Basic Chiffon Cake Recipe
Ingredients
- Cake flour 100g
- Egg x5
- Milk 75g
- Sugar 75g
- Vegetable oil 75g
- Vinegar 10g
Equipments
- Oven (preheat at 165)
- Ring mould 7-inch
Time
1 hour
Steps
- Separate egg whites and yolks.
- [Batter] Mix oil and cake flour.
- [Batter] Add and mix egg yolks and milk.
- Preheat oven at 165 degree.
- [Meringue] Add vinegar into egg whites.
- [Meringue] Beat egg whites till firm peaks.
- Mix meringue into the batter.
- Pour into ring mould.
- Cover with aluminium foil.
- Bake for 20 minutes at 165 degree.
- Remove aluminium foil.
- Bake for 20 minutes at 155 degree.
Personal Notes
- Ring mould allows the cake to hold its shape better. Without the ring, the center of the cake rises the highest and cracks will form.

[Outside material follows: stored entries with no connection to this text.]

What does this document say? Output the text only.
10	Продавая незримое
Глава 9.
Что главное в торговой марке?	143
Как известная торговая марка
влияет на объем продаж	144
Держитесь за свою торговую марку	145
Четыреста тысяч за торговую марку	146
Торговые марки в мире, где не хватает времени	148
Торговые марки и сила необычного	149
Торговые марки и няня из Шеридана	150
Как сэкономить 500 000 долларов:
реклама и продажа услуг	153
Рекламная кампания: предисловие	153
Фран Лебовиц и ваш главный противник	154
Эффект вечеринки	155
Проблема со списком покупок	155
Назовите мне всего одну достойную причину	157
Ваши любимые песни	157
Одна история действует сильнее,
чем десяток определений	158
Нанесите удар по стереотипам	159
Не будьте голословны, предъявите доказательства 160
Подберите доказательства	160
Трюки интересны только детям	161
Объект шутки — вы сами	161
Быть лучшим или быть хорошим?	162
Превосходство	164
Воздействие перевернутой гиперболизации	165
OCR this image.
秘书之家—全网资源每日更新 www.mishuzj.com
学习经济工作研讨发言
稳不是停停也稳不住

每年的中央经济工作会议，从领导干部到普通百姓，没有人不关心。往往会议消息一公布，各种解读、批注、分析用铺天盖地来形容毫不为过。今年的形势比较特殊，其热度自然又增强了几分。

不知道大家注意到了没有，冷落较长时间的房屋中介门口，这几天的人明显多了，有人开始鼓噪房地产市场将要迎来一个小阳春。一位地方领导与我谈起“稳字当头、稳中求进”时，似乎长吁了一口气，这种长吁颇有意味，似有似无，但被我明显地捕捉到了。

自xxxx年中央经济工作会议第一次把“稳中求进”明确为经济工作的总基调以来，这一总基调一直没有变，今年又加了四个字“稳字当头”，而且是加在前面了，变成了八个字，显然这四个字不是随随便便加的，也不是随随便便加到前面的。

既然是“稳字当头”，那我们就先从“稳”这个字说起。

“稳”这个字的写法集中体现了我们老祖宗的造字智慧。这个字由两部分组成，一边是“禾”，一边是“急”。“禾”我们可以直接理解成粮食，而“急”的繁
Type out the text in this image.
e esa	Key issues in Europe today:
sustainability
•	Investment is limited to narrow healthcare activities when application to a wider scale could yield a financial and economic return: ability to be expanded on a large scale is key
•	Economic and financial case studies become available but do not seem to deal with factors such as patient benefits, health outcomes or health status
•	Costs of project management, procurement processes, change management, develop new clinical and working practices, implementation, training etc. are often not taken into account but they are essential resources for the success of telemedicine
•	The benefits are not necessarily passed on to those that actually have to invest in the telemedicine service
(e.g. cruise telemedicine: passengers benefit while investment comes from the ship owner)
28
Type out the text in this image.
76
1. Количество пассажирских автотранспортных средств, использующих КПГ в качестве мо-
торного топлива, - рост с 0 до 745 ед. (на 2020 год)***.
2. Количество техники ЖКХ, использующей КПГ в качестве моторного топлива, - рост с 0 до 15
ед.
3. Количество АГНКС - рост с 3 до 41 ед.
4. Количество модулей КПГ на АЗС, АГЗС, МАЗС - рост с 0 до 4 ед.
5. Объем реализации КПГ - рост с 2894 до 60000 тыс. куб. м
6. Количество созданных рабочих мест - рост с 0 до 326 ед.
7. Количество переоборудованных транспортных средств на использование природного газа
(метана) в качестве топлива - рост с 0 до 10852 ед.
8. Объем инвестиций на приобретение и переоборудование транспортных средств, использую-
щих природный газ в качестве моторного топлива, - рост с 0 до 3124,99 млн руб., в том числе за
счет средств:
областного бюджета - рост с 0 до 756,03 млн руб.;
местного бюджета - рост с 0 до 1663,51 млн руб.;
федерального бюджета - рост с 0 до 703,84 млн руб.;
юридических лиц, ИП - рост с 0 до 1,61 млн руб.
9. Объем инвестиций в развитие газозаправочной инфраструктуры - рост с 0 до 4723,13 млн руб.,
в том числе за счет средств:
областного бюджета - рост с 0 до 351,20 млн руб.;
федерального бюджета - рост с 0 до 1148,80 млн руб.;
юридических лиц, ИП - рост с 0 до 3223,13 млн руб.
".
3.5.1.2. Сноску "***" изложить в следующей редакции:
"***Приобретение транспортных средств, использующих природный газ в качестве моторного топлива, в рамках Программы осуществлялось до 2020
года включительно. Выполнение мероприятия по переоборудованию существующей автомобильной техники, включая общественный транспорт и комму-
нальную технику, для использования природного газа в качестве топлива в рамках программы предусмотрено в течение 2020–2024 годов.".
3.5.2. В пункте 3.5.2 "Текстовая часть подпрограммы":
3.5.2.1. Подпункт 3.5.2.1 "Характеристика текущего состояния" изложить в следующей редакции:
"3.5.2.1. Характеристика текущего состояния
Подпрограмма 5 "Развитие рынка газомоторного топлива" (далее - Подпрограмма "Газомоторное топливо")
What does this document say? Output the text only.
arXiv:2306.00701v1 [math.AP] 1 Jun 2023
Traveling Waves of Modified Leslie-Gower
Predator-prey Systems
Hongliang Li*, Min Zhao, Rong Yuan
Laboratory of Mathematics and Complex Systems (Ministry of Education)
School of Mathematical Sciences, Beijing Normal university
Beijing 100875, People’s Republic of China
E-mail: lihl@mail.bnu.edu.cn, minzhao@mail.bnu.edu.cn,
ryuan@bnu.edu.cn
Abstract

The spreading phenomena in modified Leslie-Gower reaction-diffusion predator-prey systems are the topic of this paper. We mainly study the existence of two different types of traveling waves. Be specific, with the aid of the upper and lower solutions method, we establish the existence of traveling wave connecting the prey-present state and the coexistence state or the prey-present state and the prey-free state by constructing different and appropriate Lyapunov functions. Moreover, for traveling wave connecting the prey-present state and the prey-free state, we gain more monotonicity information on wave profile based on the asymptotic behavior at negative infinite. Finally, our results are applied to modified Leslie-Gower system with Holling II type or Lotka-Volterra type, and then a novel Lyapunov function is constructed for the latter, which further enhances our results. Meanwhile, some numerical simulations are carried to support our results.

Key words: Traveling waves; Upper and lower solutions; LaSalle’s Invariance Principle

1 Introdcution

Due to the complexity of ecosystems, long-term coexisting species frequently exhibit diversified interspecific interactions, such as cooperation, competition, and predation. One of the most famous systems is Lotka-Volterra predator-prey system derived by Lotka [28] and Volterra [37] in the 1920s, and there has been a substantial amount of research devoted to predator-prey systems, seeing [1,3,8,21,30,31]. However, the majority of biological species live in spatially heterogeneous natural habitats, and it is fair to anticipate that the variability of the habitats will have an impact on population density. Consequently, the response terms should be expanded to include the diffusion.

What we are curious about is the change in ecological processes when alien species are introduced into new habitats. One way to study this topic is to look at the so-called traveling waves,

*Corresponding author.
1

- Slowly add in sugar while beating the egg whites. Sugar keeps the form of the meringue. Do not use icing sugar.
- Beat the egg whites with high speed to form large bubble, then turn it to medium speed for a consistent meringue.
- Use the folding technique when mixing the meringue and the batter. This prevents over-beating the egg whites.
- Add in only 1/3 of the meringue and mix well, then only add in the remaining meringue. Otherwise it will be difficult to mix well.
- Slowly pour the batter into the mould to release large air bubbles in the batter.